Last week, on Autism Awareness Day, I posted my experience treating a child who had autistic regression with intravenous immunoglobulin (IVIG). Over the course of treatment, this five-year-old’s communicative and social skills fully normalized. He was dismissed from his autism school program because he had become normal. Due to the tragic death of his father, this treatment program could not be continued and over three months he gradually regressed into severe autism with no communicative abilities.
My own explanation for autistic regression, which usually occurs around 18 months of age, is that it is an autoimmune disease which attacks the central nervous system. This child’s response to IVIG strongly supports my hypothesis. This line of clinical research should be continued.
Autistic regression does not match any of the well-recognized childhood autoimmune brain disorders. Therefore, autistic regression is a form of atypical neuroinflammation.
In the May 13, 2025 issue of Neurology, there is a review article about this topic: “Diagnosis and Management of Children With Atypical Neuroinflammation”. It appeared online a few days ago. Neurology is the most widely read neurology publication in the world. Even I have published several of my research reports in this journal.
There are several notable statements in this article. In the section entitled Seronegative AE (autoimmune encephalitis), the authors wrote: “…subacute polysymptomatic encephalopathy with neuropsychiatric symptoms…. is highly suggestive of immune-mediated encephalitis.” This is a precise description of autistic regression.
Concerning treatment, their recommendation appears in the abstract. In the text itself they wrote: “Acute first-line immunotherapy for most neuroimmune disorders consists of steroids, IVIGs, and plasma exchange, alone or in combination.”
Thus, their treatment recommendation strongly supports what I did. When I organized my study, not knowing the length of treatment that may be required, I avoided the use of steroids because of their side effects. Plasma exchange would have required hospitalization—the arrangements and costs would have been prohibitive. IVIG could and was easily administered in my outpatient clinic.

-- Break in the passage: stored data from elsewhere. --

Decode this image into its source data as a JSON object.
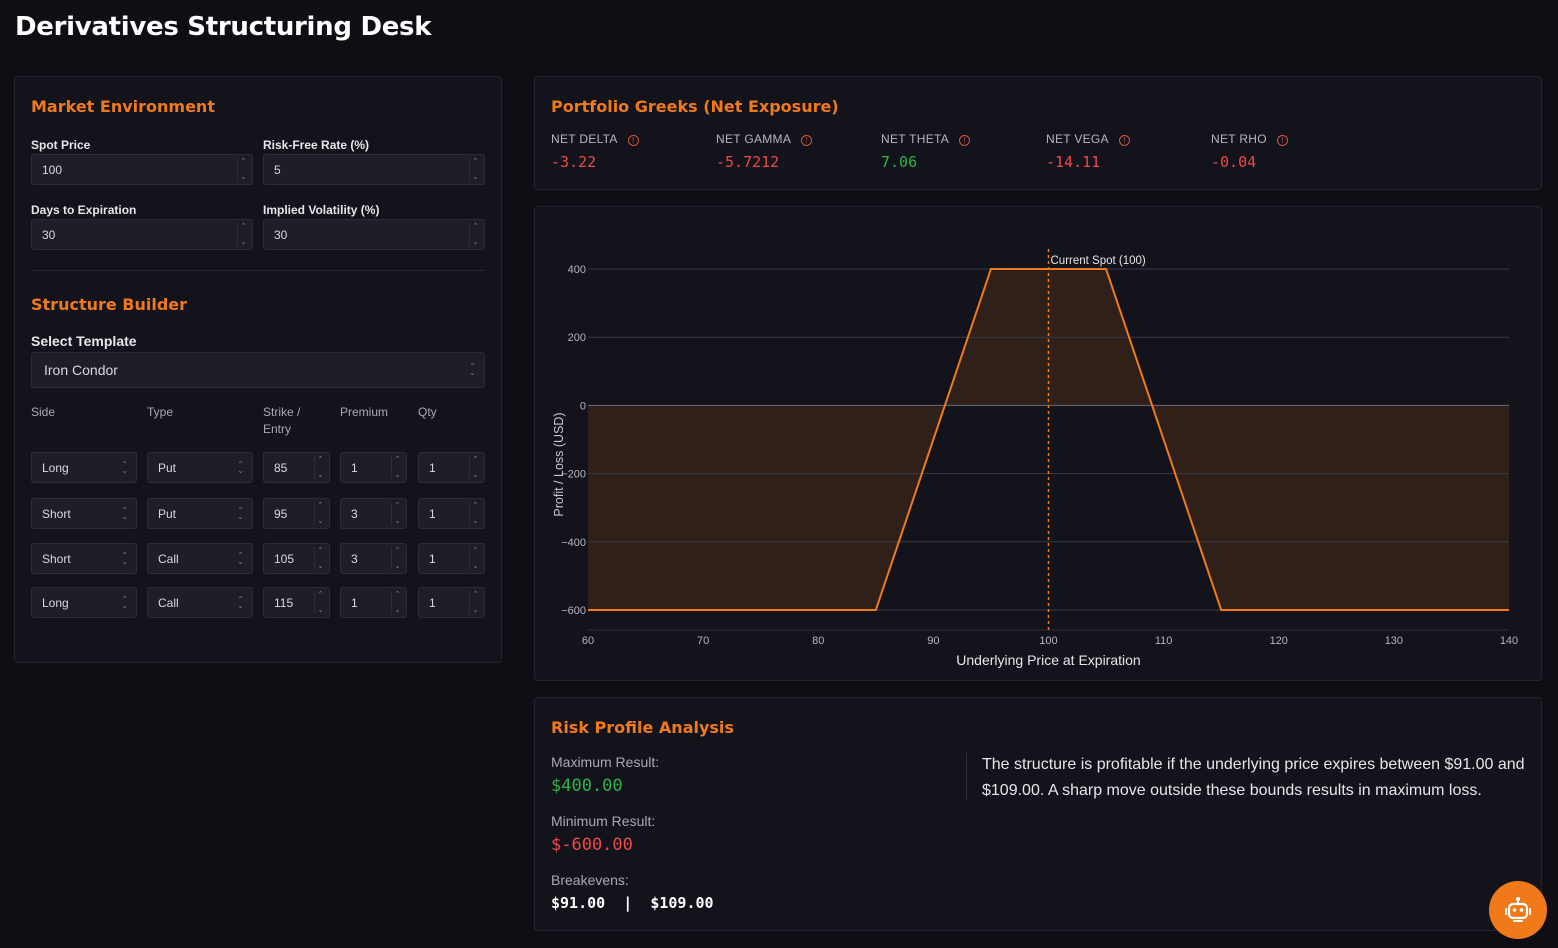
{
  "app_title": "Derivatives Structuring Desk",
  "market": {
    "title": "Market Environment",
    "spot_label": "Spot Price",
    "spot_value": "100",
    "rate_label": "Risk-Free Rate (%)",
    "rate_value": "5",
    "days_label": "Days to Expiration",
    "days_value": "30",
    "vol_label": "Implied Volatility (%)",
    "vol_value": "30"
  },
  "builder": {
    "title": "Structure Builder",
    "template_label": "Select Template",
    "template_value": "Iron Condor",
    "columns": {
      "side": "Side",
      "type": "Type",
      "strike_line1": "Strike /",
      "strike_line2": "Entry",
      "premium": "Premium",
      "qty": "Qty"
    },
    "legs": [
      {
        "side": "Long",
        "type": "Put",
        "strike": "85",
        "premium": "1",
        "qty": "1"
      },
      {
        "side": "Short",
        "type": "Put",
        "strike": "95",
        "premium": "3",
        "qty": "1"
      },
      {
        "side": "Short",
        "type": "Call",
        "strike": "105",
        "premium": "3",
        "qty": "1"
      },
      {
        "side": "Long",
        "type": "Call",
        "strike": "115",
        "premium": "1",
        "qty": "1"
      }
    ]
  },
  "greeks": {
    "title": "Portfolio Greeks (Net Exposure)",
    "items": [
      {
        "name": "NET DELTA",
        "value": "-3.22",
        "tone": "neg"
      },
      {
        "name": "NET GAMMA",
        "value": "-5.7212",
        "tone": "neg"
      },
      {
        "name": "NET THETA",
        "value": "7.06",
        "tone": "pos"
      },
      {
        "name": "NET VEGA",
        "value": "-14.11",
        "tone": "neg"
      },
      {
        "name": "NET RHO",
        "value": "-0.04",
        "tone": "neg"
      }
    ]
  },
  "chart_data": {
    "type": "line",
    "xlabel": "Underlying Price at Expiration",
    "ylabel": "Profit / Loss (USD)",
    "xlim": [
      60,
      140
    ],
    "ylim": [
      -600,
      400
    ],
    "x_ticks": [
      60,
      70,
      80,
      90,
      100,
      110,
      120,
      130,
      140
    ],
    "x_tick_labels": [
      "60",
      "70",
      "80",
      "90",
      "100",
      "110",
      "120",
      "130",
      "140"
    ],
    "y_ticks": [
      400,
      200,
      0,
      -200,
      -400,
      -600
    ],
    "y_tick_labels": [
      "400",
      "200",
      "0",
      "−200",
      "−400",
      "−600"
    ],
    "grid": true,
    "spot_annotation": "Current Spot (100)",
    "spot_x": 100,
    "series": [
      {
        "x": [
          60,
          85,
          95,
          105,
          115,
          140
        ],
        "y": [
          -600,
          -600,
          400,
          400,
          -600,
          -600
        ],
        "color": "#f07a1a"
      }
    ]
  },
  "risk": {
    "title": "Risk Profile Analysis",
    "max_label": "Maximum Result:",
    "max_value": "$400.00",
    "min_label": "Minimum Result:",
    "min_value": "$-600.00",
    "be_label": "Breakevens:",
    "be_value": "$91.00  |  $109.00",
    "summary": "The structure is profitable if the underlying price expires between $91.00 and $109.00. A sharp move outside these bounds results in maximum loss."
  },
  "colors": {
    "accent": "#f07a1a",
    "negative": "#f0474b",
    "positive": "#2eb34a",
    "background": "#0e0e14",
    "panel": "#13131b"
  }
}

In addition, the authors recommend another medicine as a second-line treatment, and in some cases as the first-line treatment: rituximab. This is an intravenous immunoglobulin used to treat several cancers and autoimmune disorders. It has been FDA approved for the treatment of rheumatoid arthritis, an autoimmune disorder.
They suggested several other second-line medicines: tocilizumab (intravenous medicine, FDA approved for the treatment of juvenile idiopathic arthritis); anakinra (administered subcutaneously and FDA approved to treat DIRA, a rare autoinflammatory disease of infancy); mycophenolate mofetil (oral pills, used to prevent organ transplant rejection and treat many autoimmune diseases).
Thus, there are many new possibilities in treating the atypical neuroinflammation of autistic regression.
I published my results in the Journal of Child Neurology in 1998. This article, and all of my autism-related research results can be accessed HERE. I also gave a one-hour interview about this topic on Komentaras TV which can be accessed HERE (in Lithuanian). I am gratified that aspects of this work is continuing in the clinical and research activities of Lithuania based LukoLab.
The incidence of autism is increasing dramatically. The most likely explanation is that environmental factors are triggering more anti-central nervous system immunologic attacks.
I did my share of the work 27 years ago—it is due time for other clinical researchers to continue. Hopefully Secretary Kennedy will make this happen.